Ulaşımdan kaynaklı sera gazı emisyonlarının yüzde 72,8’nin karayolu taşımacılığından geldiğinin altı çizilen raporda, uzmanların özellikle elektrikli araçların rüzgar ve güneş gibi sürdürülebilir kaynaklardan güç aldığı zaman ulaşım emisyonlarının azaltılması açısından en büyük faydaları sağladığı konusunda hemfikir olduğu vurgulandı. Raporda küresel elektrikli araç adetleriyle ilgili güncel durum ise şu şekilde özetlendi: “2000’den bu yana küresel ulaşım emisyonları yılda yüzde 1,9 artmaktaydı. Ancak, 2019’da yüzde 0,5’ten daha az arttı. Aradaki fark; verimlilikteki gelişmeler, daha fazla biyoyakıt kullanımı ve elektrikli araçlardaki artış nedeniyle meydana geldi. Piyasada elektrikli araç sayısı arttıkça, karayolu taşımacılığından kaynaklanan emisyon düşüşlerinin gelecek yıllarda hızlanması beklenebilir. 2020’de küresel elektrikli araç satışları, pandeminin toplam araç satışlarını yüzde 6 oranında düşürmesine rağmen yüzde 41 artarak 3 milyona ulaştı. Sonuç olarak, elektrikli araçlar artık yüzde 4,6 küresel pazar payına sahip. Bugün 10 milyon olan küresel elektrikli araç adedinin 2030’da 145 milyona çıkması bekleniyor.”

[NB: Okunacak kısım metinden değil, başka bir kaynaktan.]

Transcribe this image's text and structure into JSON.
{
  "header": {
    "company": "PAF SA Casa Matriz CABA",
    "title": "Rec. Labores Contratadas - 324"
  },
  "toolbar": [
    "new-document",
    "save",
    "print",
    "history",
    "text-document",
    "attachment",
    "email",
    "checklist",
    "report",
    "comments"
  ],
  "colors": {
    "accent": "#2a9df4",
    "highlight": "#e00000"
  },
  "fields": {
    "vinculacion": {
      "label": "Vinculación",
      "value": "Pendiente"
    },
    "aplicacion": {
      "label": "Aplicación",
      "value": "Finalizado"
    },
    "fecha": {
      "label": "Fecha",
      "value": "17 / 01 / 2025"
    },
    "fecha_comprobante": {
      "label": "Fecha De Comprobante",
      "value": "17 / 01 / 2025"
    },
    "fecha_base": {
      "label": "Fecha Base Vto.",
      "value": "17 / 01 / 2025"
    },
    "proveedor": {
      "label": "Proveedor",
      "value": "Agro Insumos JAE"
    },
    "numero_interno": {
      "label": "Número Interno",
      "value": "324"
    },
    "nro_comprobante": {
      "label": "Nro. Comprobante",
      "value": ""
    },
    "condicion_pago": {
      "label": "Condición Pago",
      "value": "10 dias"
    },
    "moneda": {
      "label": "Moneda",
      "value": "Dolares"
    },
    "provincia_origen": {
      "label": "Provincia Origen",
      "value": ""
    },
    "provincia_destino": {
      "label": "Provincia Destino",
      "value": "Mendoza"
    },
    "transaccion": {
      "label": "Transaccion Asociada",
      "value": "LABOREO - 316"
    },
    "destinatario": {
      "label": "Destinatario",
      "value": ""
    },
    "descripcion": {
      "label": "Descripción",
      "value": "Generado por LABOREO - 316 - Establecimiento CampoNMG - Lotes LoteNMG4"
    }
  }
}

“Türkiye’deki şirketler sıfır emisyon adımlarını bugünden atmalı”
LeasePlan Türkiye Genel Müdürü Türkay Oktay, konuyla ilgili yaptığı açıklamada “LeasePlan, BM nezdinde kurulan EV100 girişiminin kurucu üyelerinden birisi. Sıfır emisyona giden yolda öncülük eden küresel bir anlayışımız var. EV100’ün kurucu üyesi olarak, 2030 yılına kadar tüm filosunda sıfır emisyon sağlamayı taahhüt ettik ve elektrikli araç filosunu finanse etmek için başarılı yeşil finansman adımı attık. Buradaki yeşil tahvillerin gelirleri şirket içerisinde yalnızca elektrikli araçları finanse etmek için kullanılacak ki bu da endüstride bir ilk. Raporda da vurgulandığı üzere, ülkelerdeki toplam araç parklarının büyük bölümünü şirket araçları oluşturuyor. Paris İklim Anlaşması’nı onaylamış bir ülke olarak önümüzdeki süreçte emisyonu azaltmak üzere tüm sektörün bazı adımlar atması gerekiyor. Bu noktada, raporda dikkat çekildiği gibi şirketlere önemli görevler düşüyor. Özellikle büyük şirketlerin filolarını adım adım sıfır emisyona taşıyacak adımları bugünden atması gerektiğini düşünüyoruz. İklim değişikliğiyle mücadelede filo sahiplerinin topluma ciddi bir yol gösterici olacağına inanıyoruz.” değerlendirmesinde bulundu.